Cette méconnaissance «choisie» a conduit à nous affaiblir à un point que l’on ne peut pas soupçonner et à nous définir de l’extérieur, comble de l’ironie, comme des antisémites alors que nous sommes sémites nous-mêmes, que ce soit par la «race» ou la langue. Mais elle nous a conduit aussi à faire un amalgame dangereux entre Juif et Sioniste. Or un antisionisme juif existe, et il est même parfois plus virulent que l’antisionisme arabe. Beaucoup de Juifs et non des moindres (Freud, Arendt, Friedmann et tant d’autres) sont antisionistes au sens où ils considèrent l’avenir des Juifs dans la Diaspora, non en Israël, encore que la réalité historique et non mythique de la Diaspora vient d’être remise en cause à son tour. Mieux, certains Juifs religieux sont ouvertement antisionistes et condamnent avec sévérité « les pratiques génocidaires de leurs coreligionnaires».

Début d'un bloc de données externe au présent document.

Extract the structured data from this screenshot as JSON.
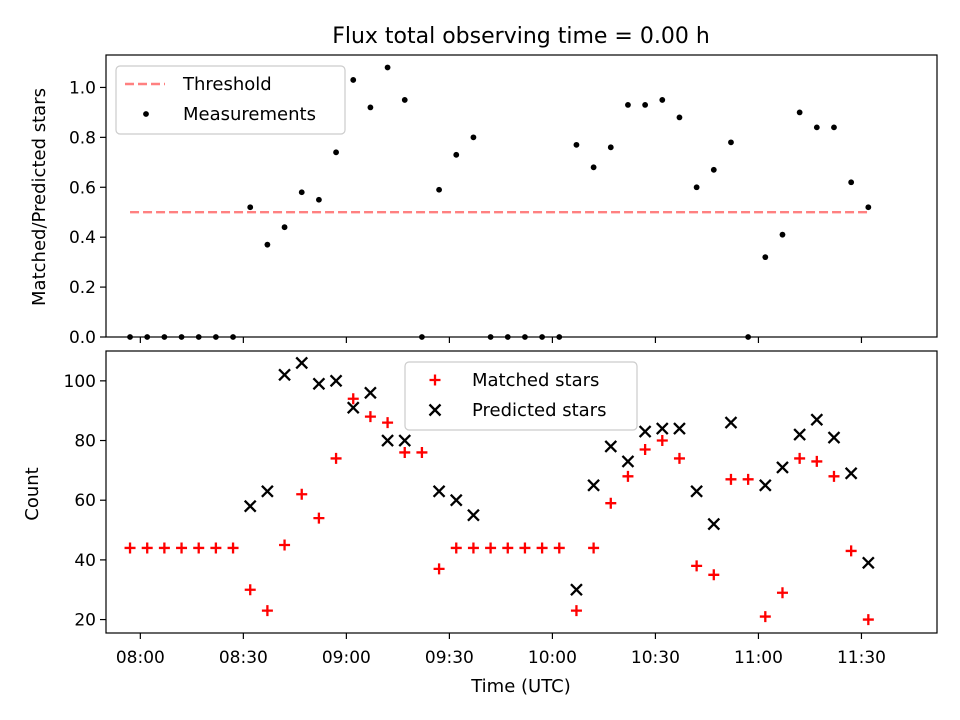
{
  "chart_data": [
    {
      "type": "scatter",
      "title": "Flux total observing time = 0.00 h",
      "xlabel": "",
      "ylabel": "Matched/Predicted stars",
      "xlim": [
        "07:50",
        "11:52"
      ],
      "ylim": [
        0,
        1.13
      ],
      "yticks": [
        0.0,
        0.2,
        0.4,
        0.6,
        0.8,
        1.0
      ],
      "ytick_labels": [
        "0.0",
        "0.2",
        "0.4",
        "0.6",
        "0.8",
        "1.0"
      ],
      "legend": "top-left",
      "series": [
        {
          "name": "Threshold",
          "style": "dashed-line",
          "color": "#ff8080",
          "points": [
            [
              "07:57",
              0.5
            ],
            [
              "11:32",
              0.5
            ]
          ]
        },
        {
          "name": "Measurements",
          "style": "dot",
          "color": "#000000",
          "points": [
            [
              "07:57",
              0.0
            ],
            [
              "08:02",
              0.0
            ],
            [
              "08:07",
              0.0
            ],
            [
              "08:12",
              0.0
            ],
            [
              "08:17",
              0.0
            ],
            [
              "08:22",
              0.0
            ],
            [
              "08:27",
              0.0
            ],
            [
              "08:32",
              0.52
            ],
            [
              "08:37",
              0.37
            ],
            [
              "08:42",
              0.44
            ],
            [
              "08:47",
              0.58
            ],
            [
              "08:52",
              0.55
            ],
            [
              "08:57",
              0.74
            ],
            [
              "09:02",
              1.03
            ],
            [
              "09:07",
              0.92
            ],
            [
              "09:12",
              1.08
            ],
            [
              "09:17",
              0.95
            ],
            [
              "09:22",
              0.0
            ],
            [
              "09:27",
              0.59
            ],
            [
              "09:32",
              0.73
            ],
            [
              "09:37",
              0.8
            ],
            [
              "09:42",
              0.0
            ],
            [
              "09:47",
              0.0
            ],
            [
              "09:52",
              0.0
            ],
            [
              "09:57",
              0.0
            ],
            [
              "10:02",
              0.0
            ],
            [
              "10:07",
              0.77
            ],
            [
              "10:12",
              0.68
            ],
            [
              "10:17",
              0.76
            ],
            [
              "10:22",
              0.93
            ],
            [
              "10:27",
              0.93
            ],
            [
              "10:32",
              0.95
            ],
            [
              "10:37",
              0.88
            ],
            [
              "10:42",
              0.6
            ],
            [
              "10:47",
              0.67
            ],
            [
              "10:52",
              0.78
            ],
            [
              "10:57",
              0.0
            ],
            [
              "11:02",
              0.32
            ],
            [
              "11:07",
              0.41
            ],
            [
              "11:12",
              0.9
            ],
            [
              "11:17",
              0.84
            ],
            [
              "11:22",
              0.84
            ],
            [
              "11:27",
              0.62
            ],
            [
              "11:32",
              0.52
            ]
          ]
        }
      ]
    },
    {
      "type": "scatter",
      "title": "",
      "xlabel": "Time (UTC)",
      "ylabel": "Count",
      "xlim": [
        "07:50",
        "11:52"
      ],
      "ylim": [
        15.5,
        110
      ],
      "yticks": [
        20,
        40,
        60,
        80,
        100
      ],
      "ytick_labels": [
        "20",
        "40",
        "60",
        "80",
        "100"
      ],
      "xticks": [
        "08:00",
        "08:30",
        "09:00",
        "09:30",
        "10:00",
        "10:30",
        "11:00",
        "11:30"
      ],
      "legend": "top-center",
      "series": [
        {
          "name": "Matched stars",
          "style": "plus",
          "color": "#ff0000",
          "points": [
            [
              "07:57",
              44
            ],
            [
              "08:02",
              44
            ],
            [
              "08:07",
              44
            ],
            [
              "08:12",
              44
            ],
            [
              "08:17",
              44
            ],
            [
              "08:22",
              44
            ],
            [
              "08:27",
              44
            ],
            [
              "08:32",
              30
            ],
            [
              "08:37",
              23
            ],
            [
              "08:42",
              45
            ],
            [
              "08:47",
              62
            ],
            [
              "08:52",
              54
            ],
            [
              "08:57",
              74
            ],
            [
              "09:02",
              94
            ],
            [
              "09:07",
              88
            ],
            [
              "09:12",
              86
            ],
            [
              "09:17",
              76
            ],
            [
              "09:22",
              76
            ],
            [
              "09:27",
              37
            ],
            [
              "09:32",
              44
            ],
            [
              "09:37",
              44
            ],
            [
              "09:42",
              44
            ],
            [
              "09:47",
              44
            ],
            [
              "09:52",
              44
            ],
            [
              "09:57",
              44
            ],
            [
              "10:02",
              44
            ],
            [
              "10:07",
              23
            ],
            [
              "10:12",
              44
            ],
            [
              "10:17",
              59
            ],
            [
              "10:22",
              68
            ],
            [
              "10:27",
              77
            ],
            [
              "10:32",
              80
            ],
            [
              "10:37",
              74
            ],
            [
              "10:42",
              38
            ],
            [
              "10:47",
              35
            ],
            [
              "10:52",
              67
            ],
            [
              "10:57",
              67
            ],
            [
              "11:02",
              21
            ],
            [
              "11:07",
              29
            ],
            [
              "11:12",
              74
            ],
            [
              "11:17",
              73
            ],
            [
              "11:22",
              68
            ],
            [
              "11:27",
              43
            ],
            [
              "11:32",
              20
            ]
          ]
        },
        {
          "name": "Predicted stars",
          "style": "x",
          "color": "#000000",
          "points": [
            [
              "08:32",
              58
            ],
            [
              "08:37",
              63
            ],
            [
              "08:42",
              102
            ],
            [
              "08:47",
              106
            ],
            [
              "08:52",
              99
            ],
            [
              "08:57",
              100
            ],
            [
              "09:02",
              91
            ],
            [
              "09:07",
              96
            ],
            [
              "09:12",
              80
            ],
            [
              "09:17",
              80
            ],
            [
              "09:27",
              63
            ],
            [
              "09:32",
              60
            ],
            [
              "09:37",
              55
            ],
            [
              "10:07",
              30
            ],
            [
              "10:12",
              65
            ],
            [
              "10:17",
              78
            ],
            [
              "10:22",
              73
            ],
            [
              "10:27",
              83
            ],
            [
              "10:32",
              84
            ],
            [
              "10:37",
              84
            ],
            [
              "10:42",
              63
            ],
            [
              "10:47",
              52
            ],
            [
              "10:52",
              86
            ],
            [
              "11:02",
              65
            ],
            [
              "11:07",
              71
            ],
            [
              "11:12",
              82
            ],
            [
              "11:17",
              87
            ],
            [
              "11:22",
              81
            ],
            [
              "11:27",
              69
            ],
            [
              "11:32",
              39
            ]
          ]
        }
      ]
    }
  ]
}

Dans le monde arabe, trop de questions restent enfouies sous une solide chape de plomb, et à la méconnaissance de l’ennemi sioniste s’ajoutent une formidable hypocrisie et une gymnastique intellectuelle d’une souplesse «redoutable». Depuis le 8e sommet arabe organisé à Rabat (1976), les chefs d’États arabes ont admis l’OLP comme membre à part entière de la Ligue arabe et lui ont reconnu, de fait, le droit de décider seule du destin des Palestiniens et de la Palestine. Que l’OLP ait eu raison ou non d’entamer le processus d’Oslo ayant abouti à la mise en place de l’Autorité Palestinienne sur une partie du territoire palestinien, la question mérite d’être posée.

Mais la vraie question ici est de savoir si la condamnation de la «normalisation» est compatible avec le maintien de rapports fraternels avec une Autorité Palestinienne qui a reconnu Israël et qui continue de négocier avec lui et avec une OLP qui n’a pas dénoncé les accords d’Oslo. La logique voudrait donc que la condamnation de la «normalisation» s’accompagnât obligatoirement avec la rupture de toute relation avec l’Autorité Palestinienne et l’OLP. Tel n’est pourtant pas le cas.

Dès 1993, Jacques Berque avait exprimé ses doutes quant à la réussite du processus d’Oslo et souligné la « grave dissymétrie qui affecte l’échange entre la reconnaissance de l’État d’Israël par l’OLP et la reconnaissance de l’OLP seulement, qui n’est pas un État, par Israël». Certains comme Edward Saïd sont allés jusqu’à traiter Arafat de Pétain palestinien en estimant que les «accord d’Oslo sont destinés à maintenir les Palestiniens dans un état de soumission perpétuelle à Israël». Or Yasser Arafat a été élevé presque partout dans le monde arabe au rang de martyr et du sacré. Entre-temps, Israël continue son travail de sape en érigeant un double mur protecteur: l’un en béton, l’autre en chair humaine palestinienne en jouant délibérément et avec quelle réussite avec les divisions palestiniennes et arabes.